By setting aside alignment concerns entirely, you’re assuming for this scenario that not only is alignment solved, but that solution is easy enough, or coordination is good enough, that every new AGI is also aligned. I don’t think it’s useful to set the issue that far aside. Eventually, somebody is going to screw up and make one that’s not aligned.
I think a balance of power scenario also requires many AGIs to stay at about the same level of capability. If one becomes rapidly more capable, the balance of power is thrown off.
Another issue with balance-of-power scenarios, even assuming alignment, is that eventually individuals or small groups will be able to create AGI. And by eventually, I mean at most ten years after states and large corporations can do it.

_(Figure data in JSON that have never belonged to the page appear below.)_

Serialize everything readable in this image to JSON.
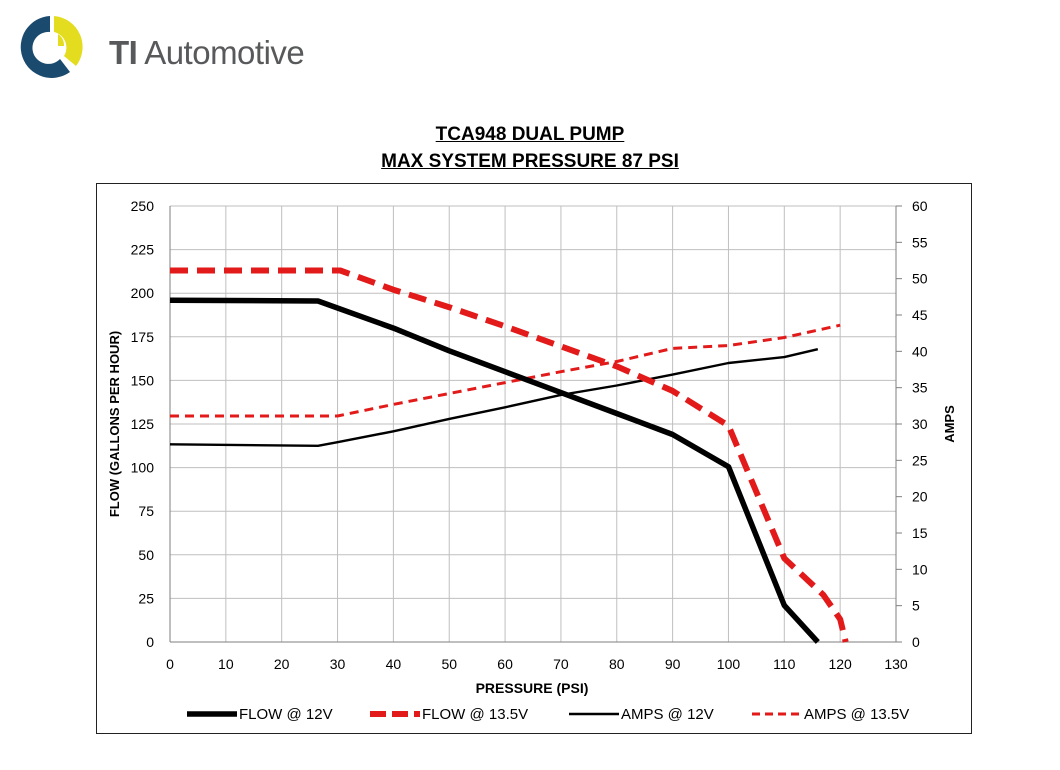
{
  "brand": {
    "name": "TI Automotive",
    "name_bold": "TI",
    "name_regular": "Automotive"
  },
  "chart_data": {
    "type": "line",
    "title": [
      "TCA948 DUAL PUMP ",
      "MAX SYSTEM PRESSURE 87 PSI"
    ],
    "xlabel": "PRESSURE (PSI)",
    "ylabel": "FLOW (GALLONS PER HOUR)",
    "y2label": "AMPS",
    "xlim": [
      0,
      130
    ],
    "ylim": [
      0,
      250
    ],
    "y2lim": [
      0,
      60
    ],
    "xticks": [
      0,
      10,
      20,
      30,
      40,
      50,
      60,
      70,
      80,
      90,
      100,
      110,
      120,
      130
    ],
    "yticks": [
      0,
      25,
      50,
      75,
      100,
      125,
      150,
      175,
      200,
      225,
      250
    ],
    "y2ticks": [
      0,
      5,
      10,
      15,
      20,
      25,
      30,
      35,
      40,
      45,
      50,
      55,
      60
    ],
    "grid": true,
    "legend_position": "bottom",
    "series": [
      {
        "name": "FLOW @ 12V",
        "axis": "left",
        "color": "#000000",
        "style": "solid-thick",
        "points": [
          [
            0,
            196
          ],
          [
            26.5,
            195.5
          ],
          [
            40,
            180
          ],
          [
            50,
            167
          ],
          [
            60,
            155
          ],
          [
            70,
            143
          ],
          [
            80,
            131
          ],
          [
            90,
            119
          ],
          [
            100,
            100.5
          ],
          [
            110,
            21
          ],
          [
            116,
            0
          ]
        ]
      },
      {
        "name": "FLOW @ 13.5V",
        "axis": "left",
        "color": "#e21a1a",
        "style": "dashed-thick",
        "points": [
          [
            0,
            213
          ],
          [
            20,
            213
          ],
          [
            30.5,
            213
          ],
          [
            40,
            202
          ],
          [
            50,
            192
          ],
          [
            60,
            181
          ],
          [
            70,
            169.5
          ],
          [
            80,
            158
          ],
          [
            90,
            144
          ],
          [
            100,
            124
          ],
          [
            110,
            48
          ],
          [
            117,
            27
          ],
          [
            120,
            13
          ],
          [
            121,
            0
          ]
        ]
      },
      {
        "name": "AMPS @ 12V",
        "axis": "right",
        "color": "#000000",
        "style": "solid-thin",
        "points": [
          [
            0,
            27.2
          ],
          [
            26.5,
            27
          ],
          [
            30,
            27.5
          ],
          [
            40,
            29
          ],
          [
            50,
            30.7
          ],
          [
            60,
            32.3
          ],
          [
            70,
            34
          ],
          [
            80,
            35.3
          ],
          [
            90,
            36.8
          ],
          [
            100,
            38.4
          ],
          [
            110,
            39.2
          ],
          [
            116,
            40.3
          ]
        ]
      },
      {
        "name": "AMPS @ 13.5V",
        "axis": "right",
        "color": "#e21a1a",
        "style": "dashed-thin",
        "points": [
          [
            0,
            31.1
          ],
          [
            30,
            31.1
          ],
          [
            40,
            32.7
          ],
          [
            50,
            34.2
          ],
          [
            60,
            35.7
          ],
          [
            70,
            37.2
          ],
          [
            80,
            38.6
          ],
          [
            90,
            40.4
          ],
          [
            100,
            40.8
          ],
          [
            110,
            41.9
          ],
          [
            120,
            43.6
          ]
        ]
      }
    ]
  }
}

Then a lot of the balance of power arguments don’t apply, and you’re more prone to having people do truly stupid or evil (by default ethical standards) things with their personally-aligned AGI.
Most of the arguments in Steve Byrnes excellent What does it take to defend the world against out-of-control AGIs? apply to hostile actions from sane state and corporate actors. Even more apply to non-state actors with weirder goals. One pivotal act he doesn’t mention is forming a panopticon, monitoring and de-encrypting every human communication for the purpose of preventing further AGI development. Having this amount of power would also enable easy manipulation and sabotage of political systems, and it’s hard to imagine a balance of power where on corporation or government enjoys this power.